What’s going on is that we have greatly increased the magnitude of complexity of our society’s systems, even as we couple them more tightly together. Charles Perrow, a sociology professor at Yale, described the combination of these two as “normal accidents” in an eponymous book. It’s an oxymoronic term for a very intelligent observation: that what we think of as “accidents” or crashes or bugs are really quite common and indeed, inevitable, given the design of systems that we rely on.

Complex systems are ones in which changes, even small ones, can have disproportionate effects on the outcome of a system. Take last year’s downtime of S3, Amazon’s storage layer. According to Amazon’s after action report: “an authorized S3 team member using an established playbook executed a command which was intended to remove a small number of servers for one of the S3 subsystems that is used by the S3 billing process. Unfortunately, one of the inputs to the command was entered incorrectly and a larger set of servers was removed than intended.”

Amazon has fixed the issue and put in new safeguards to make sure such a change can’t happen again. That’s fantastic, and Amazon should be lauded for writing up and disclosing a comprehensive report on the error. But this was a “normal accident” — the sheer complexity of Amazon’s services means that the surface area of things that can go wrong is practically infinite.

On top of complexity, tight coupling means that various independent parts of a system are designed to work closely together. When S3 went down, it knocked out a bunch of major websites, because websites had no backup or redundancy in the event that Amazon’s services were not working. That is, except for Netflix, which had developed redundancies in its infrastructure to ensure that the failure of any individual component would not bring down the entire system.
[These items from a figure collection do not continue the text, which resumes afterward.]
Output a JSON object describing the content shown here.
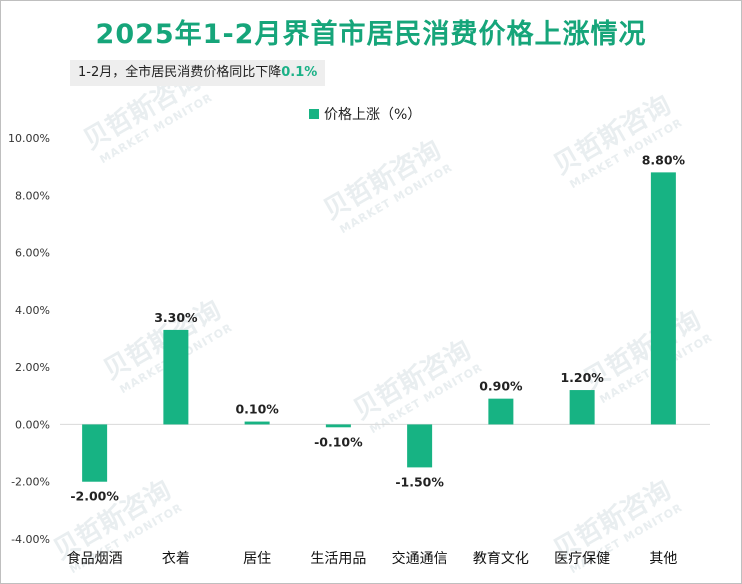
{
  "header": {
    "title": "2025年1-2月界首市居民消费价格上涨情况",
    "note_prefix": "1-2月，全市居民消费价格同比下降",
    "note_value": "0.1%"
  },
  "watermark": {
    "brand": "贝哲斯咨询",
    "sub": "MARKET MONITOR"
  },
  "colors": {
    "accent": "#16a57a",
    "bar": "#17b383",
    "note_bg": "#eeeeee"
  },
  "chart_data": {
    "type": "bar",
    "categories": [
      "食品烟酒",
      "衣着",
      "居住",
      "生活用品",
      "交通通信",
      "教育文化",
      "医疗保健",
      "其他"
    ],
    "series": [
      {
        "name": "价格上涨（%）",
        "values": [
          -2.0,
          3.3,
          0.1,
          -0.1,
          -1.5,
          0.9,
          1.2,
          8.8
        ]
      }
    ],
    "data_labels": [
      "-2.00%",
      "3.30%",
      "0.10%",
      "-0.10%",
      "-1.50%",
      "0.90%",
      "1.20%",
      "8.80%"
    ],
    "yticks": [
      -4,
      -2,
      0,
      2,
      4,
      6,
      8,
      10
    ],
    "ytick_labels": [
      "-4.00%",
      "-2.00%",
      "0.00%",
      "2.00%",
      "4.00%",
      "6.00%",
      "8.00%",
      "10.00%"
    ],
    "ylim": [
      -4,
      10
    ],
    "legend": "top-center",
    "grid": false
  }
}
Everything about our modern world has increased complexity and how tightly coupled our systems are. Take software development itself. The (usually) clearly designed APIs and libraries of the host operating system have been replaced by a ghastly and constantly evolving collection of libraries and web frameworks, a palimpsest of code and hope.

Even the supposedly stable parts of the stack can be our undoing. The Heartbleed bug in the OpenSSL library was a gaping hole in every single secure transaction that happened on the web. It just so happened that at the time, there was a single maintainer working full-time on the project, and that the OpenSSL Software Foundation had annual donations of $2,000.
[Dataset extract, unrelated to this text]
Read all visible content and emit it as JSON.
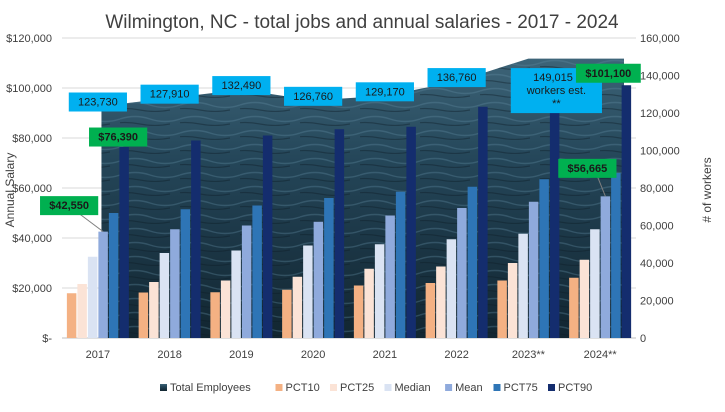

This starts to get at the rot that is happening. Everything requires maintenance, practically all the time. It doesn’t have to be millions of man-hours, but it is also certainly not going to be zero either. Yet, coding libraries are abandoned all the time. Many popular libraries are down to a single maintainer, who keeps the library alive but can hardly be expected to guarantee its performance.

And yet, we laud innovators who build new software libraries even while the edifice of our progress disintegrates. Academics are increasingly studying this problem of how society views maintainers (hint: not well). Ultimately though, we are all responsible for these outcomes, and we all need to take the opportunity to reduce complexity and increase reliability for any system we are a part of, whether software or not.

Can we do sensitivity analysis on each component of the system to ask what would happen if one system — or a combination of systems — would fail? Can we run simulations to prepare everyone from software engineers to CEOs how to handle a data breach, or a database failure, or a power outage? Can we build up more resilience by ensuring that there are carefully-designed redundancies in our most critical systems?

Reliable systems do exist. The United States has not had a casualty from an airplane crash since 2013, and on a domestic carrier since 2009. There were 823 million passengers in the United States in 2016 alone. Clearly highly-redundant and reliable systems can be produced if we want them to and build the right culture of maintenance, safety, and reliability.

For everyone, but particularly software engineers: let’s get back to basics. It’s better to have more reliable but less features than more features that are breaking every other day. Let’s move slow and break nothing. Reliability and resilience may just be the next major wave of technology we are waiting for, and for those of us who rely on our systems day in and day out, we are ready for this stable world.